The number of sonnets in this collection, some in freer style with shorter lines, is impressive. “Wake!” is a delightful reworking of traditional sonnet rhyme schemes. Lim uses immediate repetition throughout the collection, building momentum via its rhythm. In “Wake!”, repetition of ‘trodden’ is used to effect the turn in the middle lines rather than at the end:
The year
is ending. Or it begins. Leaves mass sodden
under barren wood, regularity
of time worn, underfoot, trodden. Trodden,
the walker who’s slept through the century,
somnambulant as snails trailing tear
Rhythm and rhyme work together similarly in other pieces such as “This Frost”, “The Wind” and “Eucalyptus Country”. Lim works with line endings to great effect and slant rhymes are another speciality, as here in “This Frost”:
… headed, flits in purple sage
covered with hoarfrost;
no easy breathing on this lost
morning, particles on hedge
cutting a trench in chests. This
is frost no scraping can clear.
Wintery fig trees bear
branches stippled with ashes
The sheer number of outstanding pieces in this collection is impressive; twenty-four of the sixty-three poems here have already appeared in poetry journals, a very high ratio compared to others.
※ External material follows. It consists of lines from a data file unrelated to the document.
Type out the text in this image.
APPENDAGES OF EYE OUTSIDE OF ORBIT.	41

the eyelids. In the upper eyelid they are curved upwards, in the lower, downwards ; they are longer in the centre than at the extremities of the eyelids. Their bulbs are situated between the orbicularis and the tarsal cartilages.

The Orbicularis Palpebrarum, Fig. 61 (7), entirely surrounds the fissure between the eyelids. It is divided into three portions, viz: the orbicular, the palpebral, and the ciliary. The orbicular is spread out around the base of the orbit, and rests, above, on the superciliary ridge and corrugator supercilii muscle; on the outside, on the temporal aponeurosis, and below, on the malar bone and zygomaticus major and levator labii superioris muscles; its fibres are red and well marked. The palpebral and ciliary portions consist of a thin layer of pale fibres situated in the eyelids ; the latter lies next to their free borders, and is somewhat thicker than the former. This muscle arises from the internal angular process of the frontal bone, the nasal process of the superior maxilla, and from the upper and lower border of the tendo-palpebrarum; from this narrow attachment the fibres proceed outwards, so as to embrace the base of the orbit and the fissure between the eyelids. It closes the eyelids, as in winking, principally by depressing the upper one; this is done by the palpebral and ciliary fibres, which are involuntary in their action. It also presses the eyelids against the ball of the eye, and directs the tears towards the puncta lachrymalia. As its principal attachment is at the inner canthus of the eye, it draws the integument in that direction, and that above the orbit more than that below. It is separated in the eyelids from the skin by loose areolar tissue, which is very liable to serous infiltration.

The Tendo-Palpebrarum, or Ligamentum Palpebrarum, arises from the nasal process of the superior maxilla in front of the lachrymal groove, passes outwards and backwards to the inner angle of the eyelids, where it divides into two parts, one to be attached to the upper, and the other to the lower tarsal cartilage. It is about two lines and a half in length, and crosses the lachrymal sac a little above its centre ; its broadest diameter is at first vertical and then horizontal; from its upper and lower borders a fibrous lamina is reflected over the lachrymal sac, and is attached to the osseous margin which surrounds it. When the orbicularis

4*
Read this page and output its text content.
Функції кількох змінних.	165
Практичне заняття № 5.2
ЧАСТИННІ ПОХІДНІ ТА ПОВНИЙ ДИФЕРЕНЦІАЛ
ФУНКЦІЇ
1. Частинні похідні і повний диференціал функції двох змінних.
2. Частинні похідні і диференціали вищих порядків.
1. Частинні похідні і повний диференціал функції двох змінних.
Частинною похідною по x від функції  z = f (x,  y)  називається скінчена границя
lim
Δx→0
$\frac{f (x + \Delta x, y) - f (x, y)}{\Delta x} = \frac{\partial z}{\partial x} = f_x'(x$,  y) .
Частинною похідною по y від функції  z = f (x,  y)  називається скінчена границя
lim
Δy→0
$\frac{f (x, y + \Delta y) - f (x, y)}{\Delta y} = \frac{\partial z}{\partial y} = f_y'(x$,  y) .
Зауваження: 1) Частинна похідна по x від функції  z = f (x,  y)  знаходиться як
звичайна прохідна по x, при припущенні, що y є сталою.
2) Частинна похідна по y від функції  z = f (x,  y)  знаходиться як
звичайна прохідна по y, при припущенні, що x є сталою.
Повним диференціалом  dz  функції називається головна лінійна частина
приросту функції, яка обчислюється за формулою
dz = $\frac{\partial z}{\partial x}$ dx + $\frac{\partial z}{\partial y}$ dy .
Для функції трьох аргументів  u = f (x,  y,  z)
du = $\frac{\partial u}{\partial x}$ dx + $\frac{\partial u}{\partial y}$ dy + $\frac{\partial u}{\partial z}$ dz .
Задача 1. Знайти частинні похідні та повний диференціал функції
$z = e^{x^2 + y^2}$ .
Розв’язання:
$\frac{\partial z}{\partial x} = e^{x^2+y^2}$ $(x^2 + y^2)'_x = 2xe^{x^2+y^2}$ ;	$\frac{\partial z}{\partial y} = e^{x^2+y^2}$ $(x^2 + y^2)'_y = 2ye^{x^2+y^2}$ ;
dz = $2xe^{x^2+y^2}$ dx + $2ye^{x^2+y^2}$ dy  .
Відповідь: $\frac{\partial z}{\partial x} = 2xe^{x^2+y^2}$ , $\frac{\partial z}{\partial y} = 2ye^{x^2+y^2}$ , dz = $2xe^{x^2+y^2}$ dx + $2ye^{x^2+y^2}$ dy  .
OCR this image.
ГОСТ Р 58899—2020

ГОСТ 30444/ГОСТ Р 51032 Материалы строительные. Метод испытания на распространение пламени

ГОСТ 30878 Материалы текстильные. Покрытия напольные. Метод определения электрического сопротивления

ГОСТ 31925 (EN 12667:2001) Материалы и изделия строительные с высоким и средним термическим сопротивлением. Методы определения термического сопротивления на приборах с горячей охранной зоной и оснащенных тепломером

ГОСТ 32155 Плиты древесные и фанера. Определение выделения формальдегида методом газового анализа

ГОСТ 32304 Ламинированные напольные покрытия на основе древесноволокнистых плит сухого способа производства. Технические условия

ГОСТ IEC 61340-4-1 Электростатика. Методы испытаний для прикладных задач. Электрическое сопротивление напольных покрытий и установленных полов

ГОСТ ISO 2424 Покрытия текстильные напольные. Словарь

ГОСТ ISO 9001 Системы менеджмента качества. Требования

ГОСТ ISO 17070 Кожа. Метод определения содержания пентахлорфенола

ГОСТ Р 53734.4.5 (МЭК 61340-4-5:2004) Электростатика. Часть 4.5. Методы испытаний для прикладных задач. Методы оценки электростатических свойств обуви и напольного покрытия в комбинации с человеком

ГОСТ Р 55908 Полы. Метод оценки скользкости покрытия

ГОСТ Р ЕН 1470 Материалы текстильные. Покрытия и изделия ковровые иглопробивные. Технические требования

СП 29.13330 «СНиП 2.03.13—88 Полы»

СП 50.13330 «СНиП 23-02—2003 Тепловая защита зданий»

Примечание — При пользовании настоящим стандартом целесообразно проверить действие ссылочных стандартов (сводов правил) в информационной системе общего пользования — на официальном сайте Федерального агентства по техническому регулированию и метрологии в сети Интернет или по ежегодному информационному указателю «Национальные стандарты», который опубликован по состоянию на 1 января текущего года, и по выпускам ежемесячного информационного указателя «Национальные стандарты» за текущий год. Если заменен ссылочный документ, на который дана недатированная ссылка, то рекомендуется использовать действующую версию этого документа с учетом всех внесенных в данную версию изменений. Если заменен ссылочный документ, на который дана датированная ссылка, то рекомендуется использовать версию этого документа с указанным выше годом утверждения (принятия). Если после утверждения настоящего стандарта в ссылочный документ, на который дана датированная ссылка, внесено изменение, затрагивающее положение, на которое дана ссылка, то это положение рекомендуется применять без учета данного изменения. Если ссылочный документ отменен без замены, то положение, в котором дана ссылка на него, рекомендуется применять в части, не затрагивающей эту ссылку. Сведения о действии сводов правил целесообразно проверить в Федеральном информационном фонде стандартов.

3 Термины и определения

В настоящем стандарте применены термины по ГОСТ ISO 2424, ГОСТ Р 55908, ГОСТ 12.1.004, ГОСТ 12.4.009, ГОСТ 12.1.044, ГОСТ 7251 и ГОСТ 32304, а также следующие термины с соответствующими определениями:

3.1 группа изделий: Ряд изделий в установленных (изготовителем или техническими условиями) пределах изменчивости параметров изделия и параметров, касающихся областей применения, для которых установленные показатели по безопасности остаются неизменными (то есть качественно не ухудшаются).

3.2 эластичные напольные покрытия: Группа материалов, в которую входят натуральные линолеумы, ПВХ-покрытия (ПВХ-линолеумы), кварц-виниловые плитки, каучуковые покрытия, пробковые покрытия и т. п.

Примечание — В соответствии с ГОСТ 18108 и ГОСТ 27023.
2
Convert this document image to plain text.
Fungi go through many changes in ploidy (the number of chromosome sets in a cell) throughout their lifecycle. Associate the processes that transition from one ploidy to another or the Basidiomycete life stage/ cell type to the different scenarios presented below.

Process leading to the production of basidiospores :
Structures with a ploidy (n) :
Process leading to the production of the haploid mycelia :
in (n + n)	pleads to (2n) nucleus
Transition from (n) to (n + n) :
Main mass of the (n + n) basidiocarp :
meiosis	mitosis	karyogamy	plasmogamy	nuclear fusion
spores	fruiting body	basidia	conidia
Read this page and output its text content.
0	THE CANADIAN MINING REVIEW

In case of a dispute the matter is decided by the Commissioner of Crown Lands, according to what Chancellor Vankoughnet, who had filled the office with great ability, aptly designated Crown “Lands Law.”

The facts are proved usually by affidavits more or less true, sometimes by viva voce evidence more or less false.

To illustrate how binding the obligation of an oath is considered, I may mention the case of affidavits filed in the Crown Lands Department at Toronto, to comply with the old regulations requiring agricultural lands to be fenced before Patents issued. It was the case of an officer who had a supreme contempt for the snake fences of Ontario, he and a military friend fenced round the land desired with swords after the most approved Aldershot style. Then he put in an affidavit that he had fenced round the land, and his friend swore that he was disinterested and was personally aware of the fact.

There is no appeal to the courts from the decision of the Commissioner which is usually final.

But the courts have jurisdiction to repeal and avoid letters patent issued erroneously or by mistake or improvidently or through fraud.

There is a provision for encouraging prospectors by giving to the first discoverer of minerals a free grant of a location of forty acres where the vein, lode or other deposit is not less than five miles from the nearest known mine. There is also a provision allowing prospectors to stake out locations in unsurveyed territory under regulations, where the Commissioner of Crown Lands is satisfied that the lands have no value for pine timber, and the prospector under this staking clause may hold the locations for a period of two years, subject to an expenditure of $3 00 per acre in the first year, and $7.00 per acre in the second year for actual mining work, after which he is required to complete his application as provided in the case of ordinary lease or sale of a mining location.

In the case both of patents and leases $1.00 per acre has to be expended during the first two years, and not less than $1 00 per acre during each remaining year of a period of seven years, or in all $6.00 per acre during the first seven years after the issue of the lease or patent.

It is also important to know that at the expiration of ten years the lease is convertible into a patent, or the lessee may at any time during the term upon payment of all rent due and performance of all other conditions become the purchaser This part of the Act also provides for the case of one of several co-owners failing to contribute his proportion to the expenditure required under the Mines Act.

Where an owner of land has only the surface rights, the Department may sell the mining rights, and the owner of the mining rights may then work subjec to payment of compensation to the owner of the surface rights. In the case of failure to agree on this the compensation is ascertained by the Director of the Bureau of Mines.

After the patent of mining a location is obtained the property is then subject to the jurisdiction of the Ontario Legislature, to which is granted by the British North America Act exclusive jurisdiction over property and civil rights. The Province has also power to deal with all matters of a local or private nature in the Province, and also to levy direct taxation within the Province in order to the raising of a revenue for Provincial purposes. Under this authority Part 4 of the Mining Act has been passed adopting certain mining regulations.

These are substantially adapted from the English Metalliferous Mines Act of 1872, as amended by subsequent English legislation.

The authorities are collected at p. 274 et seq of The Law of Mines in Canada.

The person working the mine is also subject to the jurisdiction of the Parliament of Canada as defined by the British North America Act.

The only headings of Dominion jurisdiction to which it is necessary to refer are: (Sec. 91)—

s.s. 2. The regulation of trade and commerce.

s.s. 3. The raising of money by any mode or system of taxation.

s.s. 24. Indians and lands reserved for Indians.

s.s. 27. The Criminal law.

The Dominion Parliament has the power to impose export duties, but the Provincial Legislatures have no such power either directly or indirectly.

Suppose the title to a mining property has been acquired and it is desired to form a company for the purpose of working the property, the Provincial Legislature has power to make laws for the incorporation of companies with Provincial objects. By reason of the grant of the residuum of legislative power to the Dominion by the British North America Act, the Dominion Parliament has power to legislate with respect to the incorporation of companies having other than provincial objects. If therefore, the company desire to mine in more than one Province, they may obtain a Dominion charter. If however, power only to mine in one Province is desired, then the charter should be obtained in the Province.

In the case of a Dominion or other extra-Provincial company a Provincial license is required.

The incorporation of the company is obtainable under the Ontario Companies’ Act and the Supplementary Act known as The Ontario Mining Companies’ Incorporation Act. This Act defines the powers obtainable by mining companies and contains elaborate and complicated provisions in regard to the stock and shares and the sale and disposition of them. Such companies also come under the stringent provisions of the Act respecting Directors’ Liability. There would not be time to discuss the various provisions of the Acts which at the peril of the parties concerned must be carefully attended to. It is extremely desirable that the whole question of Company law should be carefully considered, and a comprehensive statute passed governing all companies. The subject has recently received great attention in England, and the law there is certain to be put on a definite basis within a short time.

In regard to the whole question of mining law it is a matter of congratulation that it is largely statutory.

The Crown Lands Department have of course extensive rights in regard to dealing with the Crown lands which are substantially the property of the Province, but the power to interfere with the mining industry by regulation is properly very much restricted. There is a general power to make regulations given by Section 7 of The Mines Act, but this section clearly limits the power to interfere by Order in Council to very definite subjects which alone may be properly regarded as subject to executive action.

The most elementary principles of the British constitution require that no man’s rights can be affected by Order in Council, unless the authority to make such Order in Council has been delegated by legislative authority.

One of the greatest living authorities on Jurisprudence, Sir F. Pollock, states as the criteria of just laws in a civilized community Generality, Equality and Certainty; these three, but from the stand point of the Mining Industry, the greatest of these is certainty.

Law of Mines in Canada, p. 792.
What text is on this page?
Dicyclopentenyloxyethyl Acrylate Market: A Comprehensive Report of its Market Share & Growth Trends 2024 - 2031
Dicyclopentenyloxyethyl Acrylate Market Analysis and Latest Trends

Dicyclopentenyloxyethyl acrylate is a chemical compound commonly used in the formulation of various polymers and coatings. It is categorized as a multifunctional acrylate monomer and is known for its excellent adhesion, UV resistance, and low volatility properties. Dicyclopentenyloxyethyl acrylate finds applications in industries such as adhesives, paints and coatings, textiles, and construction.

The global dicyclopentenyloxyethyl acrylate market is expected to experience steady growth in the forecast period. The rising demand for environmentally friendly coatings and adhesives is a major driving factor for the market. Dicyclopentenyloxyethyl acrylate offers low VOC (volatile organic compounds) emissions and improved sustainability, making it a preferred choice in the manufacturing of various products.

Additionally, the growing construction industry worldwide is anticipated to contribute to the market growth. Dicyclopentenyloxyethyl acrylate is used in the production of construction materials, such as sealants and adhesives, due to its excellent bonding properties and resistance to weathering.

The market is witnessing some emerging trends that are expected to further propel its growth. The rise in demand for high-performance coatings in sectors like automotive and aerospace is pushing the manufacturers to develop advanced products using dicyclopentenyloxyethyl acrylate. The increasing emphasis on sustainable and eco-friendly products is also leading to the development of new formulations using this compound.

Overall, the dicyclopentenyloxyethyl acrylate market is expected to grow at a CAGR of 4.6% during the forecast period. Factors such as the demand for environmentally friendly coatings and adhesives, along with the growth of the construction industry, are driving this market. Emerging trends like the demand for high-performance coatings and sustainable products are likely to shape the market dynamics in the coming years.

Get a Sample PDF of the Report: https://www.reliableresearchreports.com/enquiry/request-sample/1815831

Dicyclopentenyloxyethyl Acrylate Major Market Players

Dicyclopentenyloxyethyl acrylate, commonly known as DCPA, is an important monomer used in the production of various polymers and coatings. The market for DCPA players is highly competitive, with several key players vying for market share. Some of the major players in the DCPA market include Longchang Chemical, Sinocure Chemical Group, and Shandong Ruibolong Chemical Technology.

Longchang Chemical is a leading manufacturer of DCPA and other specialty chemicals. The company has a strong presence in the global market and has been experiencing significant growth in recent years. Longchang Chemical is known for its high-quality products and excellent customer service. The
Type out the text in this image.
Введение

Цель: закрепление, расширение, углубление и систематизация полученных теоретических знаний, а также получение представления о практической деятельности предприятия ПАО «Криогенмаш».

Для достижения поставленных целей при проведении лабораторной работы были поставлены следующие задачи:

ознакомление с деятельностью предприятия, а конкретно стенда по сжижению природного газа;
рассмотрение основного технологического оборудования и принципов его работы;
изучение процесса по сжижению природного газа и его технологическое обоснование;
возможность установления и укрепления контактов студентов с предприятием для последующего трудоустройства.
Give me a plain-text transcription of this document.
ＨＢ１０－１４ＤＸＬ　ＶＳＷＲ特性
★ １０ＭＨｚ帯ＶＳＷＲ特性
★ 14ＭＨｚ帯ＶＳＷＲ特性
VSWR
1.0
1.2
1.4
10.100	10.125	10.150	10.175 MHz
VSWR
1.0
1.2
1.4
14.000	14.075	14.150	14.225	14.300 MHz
If all rhyming poets could do so with such cool facility as Lim does in “Alarm”, tucking quiet rhymes into plain sight in the middle of clauses on two-beat lines, poetry might become more popular:
The alarm sounds,
insistent, streams
across the ground
I cover—birds,
sleepers, and I
caught in its absurd
continuous cry.
With her recent poetry Shirley Geok-lin Lim has shifted the loci of displacement from her native Malacca or her adopted Santa Barbara to linguistic playfulness; with In Praise of Limes, she has further carved out and defined her own singular poetic voice.